State attorneys filed a 44-page brief urging the Supreme Court to deny consideration of a long-running legal battle with Prison Legal News. A U.S. district judge and the 11th U.S. Circuit Court of Appeals sided with the state, which argues that advertisements in Prison Legal News pose security risks.
The brief filed Monday disputed arguments that the Florida Department of Corrections has violated First Amendment rights or that it has imposed a “blanket ban” on the publication. The brief said the department has blocked distribution of the monthly magazine because of ads for such things as three-way phone calling services, which can be used to facilitate crimes.
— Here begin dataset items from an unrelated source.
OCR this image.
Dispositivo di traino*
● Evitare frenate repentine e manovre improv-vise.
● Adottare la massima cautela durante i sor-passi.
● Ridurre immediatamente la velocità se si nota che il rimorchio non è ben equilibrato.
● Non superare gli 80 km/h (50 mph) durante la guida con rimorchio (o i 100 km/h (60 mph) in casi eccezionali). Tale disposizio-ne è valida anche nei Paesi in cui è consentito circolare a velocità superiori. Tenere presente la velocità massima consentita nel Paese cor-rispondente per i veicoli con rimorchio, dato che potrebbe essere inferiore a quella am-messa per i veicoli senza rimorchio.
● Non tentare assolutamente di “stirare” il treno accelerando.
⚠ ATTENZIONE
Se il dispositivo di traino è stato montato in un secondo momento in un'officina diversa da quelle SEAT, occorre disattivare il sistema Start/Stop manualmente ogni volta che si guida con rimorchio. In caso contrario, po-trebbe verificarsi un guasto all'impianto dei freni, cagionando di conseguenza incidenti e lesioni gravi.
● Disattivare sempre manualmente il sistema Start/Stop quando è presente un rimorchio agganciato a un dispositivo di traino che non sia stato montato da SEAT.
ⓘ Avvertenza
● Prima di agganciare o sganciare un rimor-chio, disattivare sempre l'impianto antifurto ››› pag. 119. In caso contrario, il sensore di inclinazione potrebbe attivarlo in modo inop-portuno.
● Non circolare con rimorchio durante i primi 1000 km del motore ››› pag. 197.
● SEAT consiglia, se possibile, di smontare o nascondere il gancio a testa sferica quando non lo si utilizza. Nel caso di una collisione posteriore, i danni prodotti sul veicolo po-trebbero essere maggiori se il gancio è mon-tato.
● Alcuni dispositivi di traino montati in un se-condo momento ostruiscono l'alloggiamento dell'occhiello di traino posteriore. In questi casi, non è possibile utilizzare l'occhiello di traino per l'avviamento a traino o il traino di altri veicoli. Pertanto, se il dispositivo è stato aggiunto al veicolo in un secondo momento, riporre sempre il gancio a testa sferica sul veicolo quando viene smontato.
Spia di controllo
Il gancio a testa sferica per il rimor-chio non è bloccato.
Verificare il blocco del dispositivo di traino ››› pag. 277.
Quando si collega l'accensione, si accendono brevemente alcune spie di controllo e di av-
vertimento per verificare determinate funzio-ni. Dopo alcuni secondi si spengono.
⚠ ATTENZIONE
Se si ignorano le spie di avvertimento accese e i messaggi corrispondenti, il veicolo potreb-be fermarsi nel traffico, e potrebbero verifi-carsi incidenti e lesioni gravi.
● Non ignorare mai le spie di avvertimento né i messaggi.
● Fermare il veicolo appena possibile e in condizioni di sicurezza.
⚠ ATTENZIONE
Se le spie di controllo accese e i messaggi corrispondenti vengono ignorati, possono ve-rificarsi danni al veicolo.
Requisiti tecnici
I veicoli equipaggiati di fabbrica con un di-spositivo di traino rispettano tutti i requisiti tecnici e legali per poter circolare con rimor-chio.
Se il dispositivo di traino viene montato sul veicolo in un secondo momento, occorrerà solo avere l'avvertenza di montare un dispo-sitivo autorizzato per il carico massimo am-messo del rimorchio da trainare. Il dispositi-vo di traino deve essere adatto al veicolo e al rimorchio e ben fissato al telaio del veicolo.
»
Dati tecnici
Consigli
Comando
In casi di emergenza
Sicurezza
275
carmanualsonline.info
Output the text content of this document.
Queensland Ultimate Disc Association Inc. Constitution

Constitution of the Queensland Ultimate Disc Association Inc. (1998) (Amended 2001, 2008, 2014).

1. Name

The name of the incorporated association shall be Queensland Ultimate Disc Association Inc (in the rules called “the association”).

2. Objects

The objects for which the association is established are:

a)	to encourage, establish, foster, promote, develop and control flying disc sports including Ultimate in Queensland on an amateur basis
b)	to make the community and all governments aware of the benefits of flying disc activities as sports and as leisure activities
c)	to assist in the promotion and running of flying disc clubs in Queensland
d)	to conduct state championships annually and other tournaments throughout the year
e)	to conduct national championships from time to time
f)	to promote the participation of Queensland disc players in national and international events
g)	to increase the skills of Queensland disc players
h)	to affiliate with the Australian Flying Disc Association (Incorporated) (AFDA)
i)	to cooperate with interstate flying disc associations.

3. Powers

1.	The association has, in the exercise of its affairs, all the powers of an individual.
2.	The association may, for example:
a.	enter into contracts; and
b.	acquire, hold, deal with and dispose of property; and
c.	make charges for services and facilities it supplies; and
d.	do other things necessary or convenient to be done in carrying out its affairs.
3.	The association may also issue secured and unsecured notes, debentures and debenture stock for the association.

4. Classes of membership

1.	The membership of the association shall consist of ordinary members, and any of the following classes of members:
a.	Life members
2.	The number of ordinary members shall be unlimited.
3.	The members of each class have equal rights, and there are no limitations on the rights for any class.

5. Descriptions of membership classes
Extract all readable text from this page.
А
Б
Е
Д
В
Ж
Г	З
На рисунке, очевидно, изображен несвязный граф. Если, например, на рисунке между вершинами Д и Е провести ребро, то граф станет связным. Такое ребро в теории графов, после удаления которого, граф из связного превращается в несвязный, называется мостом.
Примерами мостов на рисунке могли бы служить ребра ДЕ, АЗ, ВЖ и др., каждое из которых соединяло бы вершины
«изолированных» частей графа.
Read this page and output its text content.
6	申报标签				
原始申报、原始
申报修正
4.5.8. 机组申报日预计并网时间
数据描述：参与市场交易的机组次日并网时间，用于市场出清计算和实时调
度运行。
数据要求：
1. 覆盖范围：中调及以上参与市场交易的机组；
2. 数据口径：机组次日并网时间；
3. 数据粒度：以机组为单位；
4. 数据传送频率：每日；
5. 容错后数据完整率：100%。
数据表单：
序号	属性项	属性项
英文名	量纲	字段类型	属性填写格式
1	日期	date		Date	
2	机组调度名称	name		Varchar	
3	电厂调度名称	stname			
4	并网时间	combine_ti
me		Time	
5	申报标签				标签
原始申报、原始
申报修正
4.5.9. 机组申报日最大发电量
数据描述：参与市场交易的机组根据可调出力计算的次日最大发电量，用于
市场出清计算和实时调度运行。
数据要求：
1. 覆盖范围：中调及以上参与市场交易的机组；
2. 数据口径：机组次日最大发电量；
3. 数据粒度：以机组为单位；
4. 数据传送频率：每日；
“The policies challenged in this case are neutral on their face and reasonably calculated to curtail prisoners’ access to the means of committing crimes; the district court expressly found that those policies do not have the purpose or effect of suppressing disfavored viewpoints; petitioner (Prison Legal News) has not asked this (Supreme) Court to rule that those factual findings are clearly erroneous; and, if and when record evidence supports a finding of invidious discrimination or other comparable malfeasance on the part of prison officials, nothing in the Eleventh Circuit’s decision would bar a newspaper or prisoner from proving such a claim and obtaining appropriate judicial relief,” the brief said.